If I am guilty of anything, it’s overthinking. To be honest, I’m guilty of lots of things, but overthinking is something I will admit to. You could probably guess that by the state of this opening paragraph.
I’ve had a few job interviews – although not as many as I like – and the question of how I handle a crisis has occasionally been asked. This creates a problem for me, as I’ve never had to handle a real ‘crisis’.
Sure, things have sometimes not gone “to plan” but I’m hard pressed to think of an actual shit-hitting-the-fan crisis. The nearest I can get is the time we deep-cleansed Burley Park Rail Station before a press visit the day after, to show how we were tackling graffiti and vandalism. Overnight, the station was re-graffitied and vandalised. We went ahead with the media call, and showed what we were up against – same story, different way of telling it.
But for everything else… Proper Planning Prevents Piss-Poor Performance.

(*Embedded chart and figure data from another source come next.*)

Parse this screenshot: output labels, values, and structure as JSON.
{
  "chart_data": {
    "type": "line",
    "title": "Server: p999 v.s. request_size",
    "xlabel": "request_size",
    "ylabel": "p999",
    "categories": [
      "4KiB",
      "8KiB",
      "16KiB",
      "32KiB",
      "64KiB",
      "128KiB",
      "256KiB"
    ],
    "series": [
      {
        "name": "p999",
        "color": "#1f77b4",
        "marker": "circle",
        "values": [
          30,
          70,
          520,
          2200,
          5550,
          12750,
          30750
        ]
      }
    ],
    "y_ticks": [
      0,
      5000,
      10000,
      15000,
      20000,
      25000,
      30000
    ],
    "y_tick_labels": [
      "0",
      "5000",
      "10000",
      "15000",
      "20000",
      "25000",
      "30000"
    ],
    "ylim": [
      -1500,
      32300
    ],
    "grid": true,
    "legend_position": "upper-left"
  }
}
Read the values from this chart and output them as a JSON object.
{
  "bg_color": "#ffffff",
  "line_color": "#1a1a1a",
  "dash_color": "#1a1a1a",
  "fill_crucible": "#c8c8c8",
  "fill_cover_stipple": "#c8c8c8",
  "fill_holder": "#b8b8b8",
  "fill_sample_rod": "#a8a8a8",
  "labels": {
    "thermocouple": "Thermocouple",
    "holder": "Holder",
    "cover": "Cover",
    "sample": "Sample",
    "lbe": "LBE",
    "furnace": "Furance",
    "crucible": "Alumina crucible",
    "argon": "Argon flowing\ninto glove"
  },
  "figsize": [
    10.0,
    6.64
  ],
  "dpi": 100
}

Come up with a plan, a programme of events. Run through it. Look for the ways in which it might fail, and come up with ways to mitigate. Pass all of this on to colleagues to see what you might have missed. Run various scenarios through in your head. Decide what is relevant and what isn’t. See the day’s events in your mind.

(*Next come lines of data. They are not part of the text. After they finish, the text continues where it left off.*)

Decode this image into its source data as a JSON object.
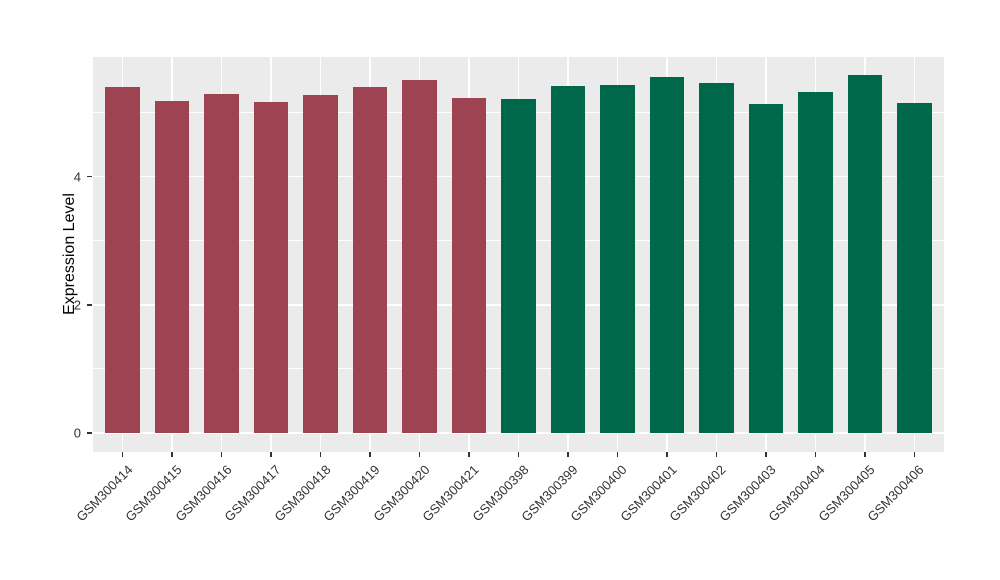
{
  "chart_data": {
    "type": "bar",
    "title": "",
    "xlabel": "",
    "ylabel": "Expression Level",
    "ylim": [
      -0.3,
      5.87
    ],
    "yticks": [
      0,
      2,
      4
    ],
    "yticks_minor": [
      1,
      3,
      5
    ],
    "grid": true,
    "legend": false,
    "bar_width_ratio": 0.7,
    "categories": [
      "GSM300414",
      "GSM300415",
      "GSM300416",
      "GSM300417",
      "GSM300418",
      "GSM300419",
      "GSM300420",
      "GSM300421",
      "GSM300398",
      "GSM300399",
      "GSM300400",
      "GSM300401",
      "GSM300402",
      "GSM300403",
      "GSM300404",
      "GSM300405",
      "GSM300406"
    ],
    "values": [
      5.4,
      5.18,
      5.29,
      5.17,
      5.27,
      5.4,
      5.51,
      5.23,
      5.22,
      5.42,
      5.44,
      5.55,
      5.47,
      5.14,
      5.33,
      5.59,
      5.15
    ],
    "groups": [
      "group1",
      "group1",
      "group1",
      "group1",
      "group1",
      "group1",
      "group1",
      "group1",
      "group2",
      "group2",
      "group2",
      "group2",
      "group2",
      "group2",
      "group2",
      "group2",
      "group2"
    ],
    "colors": {
      "group1": "#9E4351",
      "group2": "#00684A",
      "panel_background": "#EBEBEB",
      "gridline": "#FFFFFF",
      "axis_text": "#333333",
      "axis_title": "#000000",
      "tick_mark": "#333333"
    }
  }
}
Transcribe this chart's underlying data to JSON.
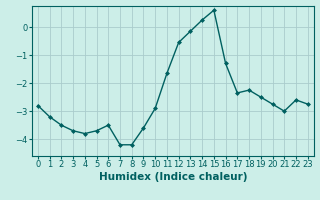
{
  "x": [
    0,
    1,
    2,
    3,
    4,
    5,
    6,
    7,
    8,
    9,
    10,
    11,
    12,
    13,
    14,
    15,
    16,
    17,
    18,
    19,
    20,
    21,
    22,
    23
  ],
  "y": [
    -2.8,
    -3.2,
    -3.5,
    -3.7,
    -3.8,
    -3.7,
    -3.5,
    -4.2,
    -4.2,
    -3.6,
    -2.9,
    -1.65,
    -0.55,
    -0.15,
    0.25,
    0.6,
    -1.3,
    -2.35,
    -2.25,
    -2.5,
    -2.75,
    -3.0,
    -2.6,
    -2.75
  ],
  "line_color": "#006060",
  "marker": "D",
  "marker_size": 2.0,
  "bg_color": "#cceee8",
  "grid_color": "#aacccc",
  "xlabel": "Humidex (Indice chaleur)",
  "xlabel_fontsize": 7.5,
  "tick_label_color": "#006060",
  "tick_fontsize": 6.0,
  "ylim": [
    -4.6,
    0.75
  ],
  "yticks": [
    0,
    -1,
    -2,
    -3,
    -4
  ],
  "xlim": [
    -0.5,
    23.5
  ],
  "linewidth": 1.0
}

No, you can’t anticipate everything. In the two weeks between formalising the opening date for Kirkstall Forge Rail Station and the opening event we had one murdered local politician and the EU Referendum vote. The former was sad, but ultimately made no difference; the latter came under the “what if the minister can’t make it?” scenario, so we had a capable MP on standby. So still not really a ‘crisis’.
And when it doesn’t work
My overthinking does mean I have two problems. Firstly, I’ve scenario-planned things in my head so much that I’m not actually interested in what’s happening on the day – I’m already looking at the next problem. I have to really concentrate on the realities of the day.
The second problem is relationships.
To give an extreme – but everyday – example: I met someone once. She was, and is, lovely. She is intelligent, witty, talented, knowledgeable, caring, nurturing. And attractive. Pretty much all the things I’m not, really. We met, we became friends. We’re still in touch, just about. And, at the time, she was single.

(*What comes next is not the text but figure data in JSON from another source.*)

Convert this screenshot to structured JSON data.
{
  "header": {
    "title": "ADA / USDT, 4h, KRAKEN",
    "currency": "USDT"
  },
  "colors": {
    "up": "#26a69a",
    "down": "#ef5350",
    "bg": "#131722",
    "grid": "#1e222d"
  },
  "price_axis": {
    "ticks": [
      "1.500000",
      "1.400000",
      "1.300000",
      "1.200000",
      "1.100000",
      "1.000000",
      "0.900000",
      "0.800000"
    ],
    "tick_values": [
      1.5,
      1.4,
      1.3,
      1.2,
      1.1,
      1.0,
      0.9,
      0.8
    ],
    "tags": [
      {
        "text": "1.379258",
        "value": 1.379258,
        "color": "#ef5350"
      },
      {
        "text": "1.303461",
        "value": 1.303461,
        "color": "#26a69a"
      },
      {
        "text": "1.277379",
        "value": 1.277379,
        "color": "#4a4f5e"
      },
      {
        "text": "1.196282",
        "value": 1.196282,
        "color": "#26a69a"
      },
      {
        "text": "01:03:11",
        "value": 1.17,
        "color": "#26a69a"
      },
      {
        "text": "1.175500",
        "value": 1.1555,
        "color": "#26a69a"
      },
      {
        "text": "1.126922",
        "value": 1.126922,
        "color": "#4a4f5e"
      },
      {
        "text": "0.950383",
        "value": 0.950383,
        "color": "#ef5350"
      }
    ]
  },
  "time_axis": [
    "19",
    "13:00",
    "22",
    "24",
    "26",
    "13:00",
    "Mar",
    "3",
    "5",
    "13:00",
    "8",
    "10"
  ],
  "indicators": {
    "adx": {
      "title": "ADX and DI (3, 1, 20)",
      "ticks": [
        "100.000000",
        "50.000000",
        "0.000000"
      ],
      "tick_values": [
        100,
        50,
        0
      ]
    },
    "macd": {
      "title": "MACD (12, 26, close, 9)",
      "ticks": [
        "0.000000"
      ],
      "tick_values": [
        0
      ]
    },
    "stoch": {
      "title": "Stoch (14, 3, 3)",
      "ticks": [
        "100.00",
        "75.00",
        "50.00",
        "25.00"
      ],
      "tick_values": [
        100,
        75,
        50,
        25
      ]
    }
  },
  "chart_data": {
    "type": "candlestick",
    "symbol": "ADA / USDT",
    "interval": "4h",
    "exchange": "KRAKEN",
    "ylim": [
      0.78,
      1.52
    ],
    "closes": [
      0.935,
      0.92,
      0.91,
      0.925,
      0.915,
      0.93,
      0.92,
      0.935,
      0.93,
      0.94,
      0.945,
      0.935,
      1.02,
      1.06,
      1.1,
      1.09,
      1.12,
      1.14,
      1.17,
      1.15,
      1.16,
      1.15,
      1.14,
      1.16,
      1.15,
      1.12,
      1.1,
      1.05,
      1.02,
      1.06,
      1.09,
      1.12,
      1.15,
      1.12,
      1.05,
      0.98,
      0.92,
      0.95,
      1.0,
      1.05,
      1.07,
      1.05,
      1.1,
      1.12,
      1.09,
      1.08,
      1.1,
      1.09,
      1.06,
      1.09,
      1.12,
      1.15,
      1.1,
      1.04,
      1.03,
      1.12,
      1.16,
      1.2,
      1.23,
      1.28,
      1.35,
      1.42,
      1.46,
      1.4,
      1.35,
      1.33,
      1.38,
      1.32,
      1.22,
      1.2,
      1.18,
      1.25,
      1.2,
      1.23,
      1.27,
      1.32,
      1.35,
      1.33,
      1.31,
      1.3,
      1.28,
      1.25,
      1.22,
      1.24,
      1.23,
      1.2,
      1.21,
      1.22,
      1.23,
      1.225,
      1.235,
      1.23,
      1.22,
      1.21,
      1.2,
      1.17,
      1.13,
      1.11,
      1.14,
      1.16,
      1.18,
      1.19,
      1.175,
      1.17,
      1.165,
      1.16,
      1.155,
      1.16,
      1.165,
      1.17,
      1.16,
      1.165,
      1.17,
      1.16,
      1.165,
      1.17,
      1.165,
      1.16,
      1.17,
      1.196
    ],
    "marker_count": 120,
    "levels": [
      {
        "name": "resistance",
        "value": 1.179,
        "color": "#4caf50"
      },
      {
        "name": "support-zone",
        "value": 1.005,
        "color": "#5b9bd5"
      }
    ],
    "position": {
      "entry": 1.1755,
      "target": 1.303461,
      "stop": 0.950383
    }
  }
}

So why have I never asked her out? Overthinking.
What if she says no? Worse: what if she says yes? “No” I have a plan for, because it happens all the time. I’ve never had a “yes”. If she says “yes”, how bad will I feel when she eventually gets fed up with me?
At which point you, and the small bit of self-respect I still have left, are screaming “for God’s sake man, stop dithering and just ask her out!” After all, the worst she can say is “no”.
You can’t plan everything. You can’t determine your future before living it. Sometimes you need to live for the day, to crash and burn, and rise from the ashes.
And, like a forest fire clearing away the dead wood to allow new growth, sometimes you need a crisis to happen.